Le lendemain, je me réveille une bonne heure à l'avance, déjeune, et quitte l'hôtel pour rejoindre le port. Je suis en tenue d'été. Ma valise d'aluminium est légère. Je marche joyeusement dans les rues fraîches et désertes. Il est encore très tôt, mais je m'étonne un peu de ce calme, de ce silence. Je ne rencontre quasiment personne hormis quelques militaires isolés ou en petits groupes se dirigeant eux aussi vers le port.

Arrivé aux grilles de l'embarcadère, je me mêle aux soldats de tous grades en partance pour la métropole.
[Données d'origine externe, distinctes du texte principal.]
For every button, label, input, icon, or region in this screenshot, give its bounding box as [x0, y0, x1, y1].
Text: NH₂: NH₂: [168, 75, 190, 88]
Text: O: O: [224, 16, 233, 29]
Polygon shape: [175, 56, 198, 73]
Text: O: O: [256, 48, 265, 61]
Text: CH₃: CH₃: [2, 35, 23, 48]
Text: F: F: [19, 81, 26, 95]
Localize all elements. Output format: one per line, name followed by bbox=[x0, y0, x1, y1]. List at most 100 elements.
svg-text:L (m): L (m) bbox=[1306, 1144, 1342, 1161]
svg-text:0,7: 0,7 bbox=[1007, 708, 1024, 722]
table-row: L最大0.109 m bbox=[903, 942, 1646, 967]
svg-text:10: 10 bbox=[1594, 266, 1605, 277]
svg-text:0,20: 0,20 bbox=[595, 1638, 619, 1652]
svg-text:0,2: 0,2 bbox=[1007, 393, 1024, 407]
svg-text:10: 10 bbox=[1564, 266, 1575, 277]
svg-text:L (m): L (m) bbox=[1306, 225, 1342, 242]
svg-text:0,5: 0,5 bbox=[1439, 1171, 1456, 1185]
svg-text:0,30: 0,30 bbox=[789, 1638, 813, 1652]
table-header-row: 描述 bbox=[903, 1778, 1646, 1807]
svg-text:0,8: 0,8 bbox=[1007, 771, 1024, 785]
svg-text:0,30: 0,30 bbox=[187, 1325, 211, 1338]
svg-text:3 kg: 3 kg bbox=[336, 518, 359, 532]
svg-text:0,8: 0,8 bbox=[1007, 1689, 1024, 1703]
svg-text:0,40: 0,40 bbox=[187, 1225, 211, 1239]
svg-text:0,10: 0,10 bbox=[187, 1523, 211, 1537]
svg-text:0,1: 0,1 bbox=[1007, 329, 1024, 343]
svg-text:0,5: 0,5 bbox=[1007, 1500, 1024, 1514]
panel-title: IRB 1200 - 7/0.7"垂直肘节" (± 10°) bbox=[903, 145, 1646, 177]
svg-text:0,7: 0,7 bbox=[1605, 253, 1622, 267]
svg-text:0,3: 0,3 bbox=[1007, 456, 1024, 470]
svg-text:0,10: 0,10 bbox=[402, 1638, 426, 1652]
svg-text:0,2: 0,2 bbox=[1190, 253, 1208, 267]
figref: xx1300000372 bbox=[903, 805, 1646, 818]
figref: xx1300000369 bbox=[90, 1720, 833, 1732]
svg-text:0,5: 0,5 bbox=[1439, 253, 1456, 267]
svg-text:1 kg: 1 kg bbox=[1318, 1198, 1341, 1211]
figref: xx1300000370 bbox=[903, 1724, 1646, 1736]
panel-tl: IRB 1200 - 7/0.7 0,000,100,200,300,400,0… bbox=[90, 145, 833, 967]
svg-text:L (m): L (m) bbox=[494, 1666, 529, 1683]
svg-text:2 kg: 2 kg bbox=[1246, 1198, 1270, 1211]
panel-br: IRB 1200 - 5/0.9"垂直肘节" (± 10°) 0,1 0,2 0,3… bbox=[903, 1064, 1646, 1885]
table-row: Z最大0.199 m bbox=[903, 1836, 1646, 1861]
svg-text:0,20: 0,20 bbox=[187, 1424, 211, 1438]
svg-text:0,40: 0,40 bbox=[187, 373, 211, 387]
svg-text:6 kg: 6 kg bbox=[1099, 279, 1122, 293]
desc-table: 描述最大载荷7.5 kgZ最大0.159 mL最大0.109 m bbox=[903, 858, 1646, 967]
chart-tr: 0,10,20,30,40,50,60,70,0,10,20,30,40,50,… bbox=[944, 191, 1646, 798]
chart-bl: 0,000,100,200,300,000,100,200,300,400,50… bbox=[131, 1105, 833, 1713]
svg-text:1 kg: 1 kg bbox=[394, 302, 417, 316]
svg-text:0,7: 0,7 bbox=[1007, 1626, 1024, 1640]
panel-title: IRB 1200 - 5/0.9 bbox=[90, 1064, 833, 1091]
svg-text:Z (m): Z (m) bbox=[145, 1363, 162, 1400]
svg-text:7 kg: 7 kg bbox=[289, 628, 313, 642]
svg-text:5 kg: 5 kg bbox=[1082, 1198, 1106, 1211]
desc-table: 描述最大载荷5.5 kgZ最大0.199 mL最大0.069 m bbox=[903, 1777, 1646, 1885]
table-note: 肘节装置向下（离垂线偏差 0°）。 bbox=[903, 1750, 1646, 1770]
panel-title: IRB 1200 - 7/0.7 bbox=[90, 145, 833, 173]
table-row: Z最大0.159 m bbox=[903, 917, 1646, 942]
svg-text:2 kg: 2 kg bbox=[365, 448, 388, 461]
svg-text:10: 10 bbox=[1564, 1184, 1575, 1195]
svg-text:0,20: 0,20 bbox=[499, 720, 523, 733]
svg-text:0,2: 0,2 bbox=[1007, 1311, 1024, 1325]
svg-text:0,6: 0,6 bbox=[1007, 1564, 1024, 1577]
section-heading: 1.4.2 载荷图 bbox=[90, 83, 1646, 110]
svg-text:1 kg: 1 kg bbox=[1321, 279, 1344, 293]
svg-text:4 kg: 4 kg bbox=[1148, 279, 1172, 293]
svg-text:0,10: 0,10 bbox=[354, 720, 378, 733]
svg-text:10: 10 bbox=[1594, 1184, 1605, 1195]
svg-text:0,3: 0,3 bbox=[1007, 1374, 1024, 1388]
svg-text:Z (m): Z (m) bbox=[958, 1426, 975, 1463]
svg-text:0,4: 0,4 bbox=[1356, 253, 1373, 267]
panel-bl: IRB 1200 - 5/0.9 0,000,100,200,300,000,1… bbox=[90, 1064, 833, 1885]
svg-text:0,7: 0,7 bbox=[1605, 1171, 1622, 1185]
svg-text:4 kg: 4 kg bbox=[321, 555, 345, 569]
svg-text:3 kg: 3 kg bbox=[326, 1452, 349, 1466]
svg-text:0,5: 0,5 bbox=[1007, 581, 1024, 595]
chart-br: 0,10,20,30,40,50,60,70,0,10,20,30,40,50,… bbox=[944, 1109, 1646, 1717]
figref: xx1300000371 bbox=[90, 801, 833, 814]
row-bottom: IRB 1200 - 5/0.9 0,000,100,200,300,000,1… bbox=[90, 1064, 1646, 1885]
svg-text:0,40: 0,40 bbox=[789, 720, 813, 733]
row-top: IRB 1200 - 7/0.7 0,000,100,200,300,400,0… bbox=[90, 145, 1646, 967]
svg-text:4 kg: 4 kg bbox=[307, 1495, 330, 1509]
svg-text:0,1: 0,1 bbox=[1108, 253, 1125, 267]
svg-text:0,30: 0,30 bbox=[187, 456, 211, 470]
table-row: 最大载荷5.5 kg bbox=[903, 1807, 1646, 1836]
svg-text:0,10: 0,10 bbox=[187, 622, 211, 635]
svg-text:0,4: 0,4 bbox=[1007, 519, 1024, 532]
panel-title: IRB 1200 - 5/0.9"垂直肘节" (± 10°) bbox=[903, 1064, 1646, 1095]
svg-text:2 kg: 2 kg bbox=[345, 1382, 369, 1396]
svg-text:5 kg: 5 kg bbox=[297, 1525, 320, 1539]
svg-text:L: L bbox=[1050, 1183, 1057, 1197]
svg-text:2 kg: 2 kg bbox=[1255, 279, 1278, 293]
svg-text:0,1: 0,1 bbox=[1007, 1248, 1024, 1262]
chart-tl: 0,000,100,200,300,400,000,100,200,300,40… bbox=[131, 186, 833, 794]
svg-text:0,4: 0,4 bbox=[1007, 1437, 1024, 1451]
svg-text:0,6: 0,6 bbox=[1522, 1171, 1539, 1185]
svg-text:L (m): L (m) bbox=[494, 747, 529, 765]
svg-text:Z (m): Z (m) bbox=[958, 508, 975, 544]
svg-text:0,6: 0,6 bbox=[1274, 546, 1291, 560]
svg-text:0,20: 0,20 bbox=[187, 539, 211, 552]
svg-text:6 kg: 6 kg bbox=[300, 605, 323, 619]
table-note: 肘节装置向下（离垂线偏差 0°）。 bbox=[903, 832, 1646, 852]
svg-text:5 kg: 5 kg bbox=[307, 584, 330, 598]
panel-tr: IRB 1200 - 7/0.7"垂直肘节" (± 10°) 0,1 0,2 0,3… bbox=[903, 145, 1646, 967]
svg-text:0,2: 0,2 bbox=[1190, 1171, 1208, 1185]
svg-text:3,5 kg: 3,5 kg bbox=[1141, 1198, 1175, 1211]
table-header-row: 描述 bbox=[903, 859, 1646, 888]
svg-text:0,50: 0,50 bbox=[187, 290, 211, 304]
Il y a des permissionnaires comme moi, mais aussi des libérés facilement reconnaissables aux quilles leur pendant au cou et à leurs vociférations tonitruantes. Je me rapproche de jeunes officiers qui paraissent anxieux. Des bruits inquiétants commencent à se propager parmi cette foule bigarrée : " Toutes les perms sont sucrées !... Les bateaux ne partent plus !..." Que signifie cette histoire ? Le fait est que plusieurs heures se passent sans que nous n'ayons la moindre information. Cela devient très alarmant. Impossible d'obtenir le plus infime renseignement. Des paras gardent maintenant les grilles et nous empêchent de sortir.

Nous entendons au loin des bruits de foule, des concerts de klaxons scandant : Algérie Française. des drapeaux tricolores fleurissent aux fenêtres.

Vers onze heures on nous conduit dans des sortes d'entrepôts situés sous les quais. Nous y sommes enfermés pèle-mêle, à l'étroit. On nous distribue des rations. Les discussions vont bon train. " Ils nous feront chier jusqu'à la dernière minute !" hurle un libérable complètement ivre ou bien au bord de la crise de nerf. Plusieurs individus se mettent à secouer les portes grillagées en vociférant. Nous essayons de les calmer. Nous ne savons pas encore ce qui se passe ; nous évitons d'énerver nos gardiens.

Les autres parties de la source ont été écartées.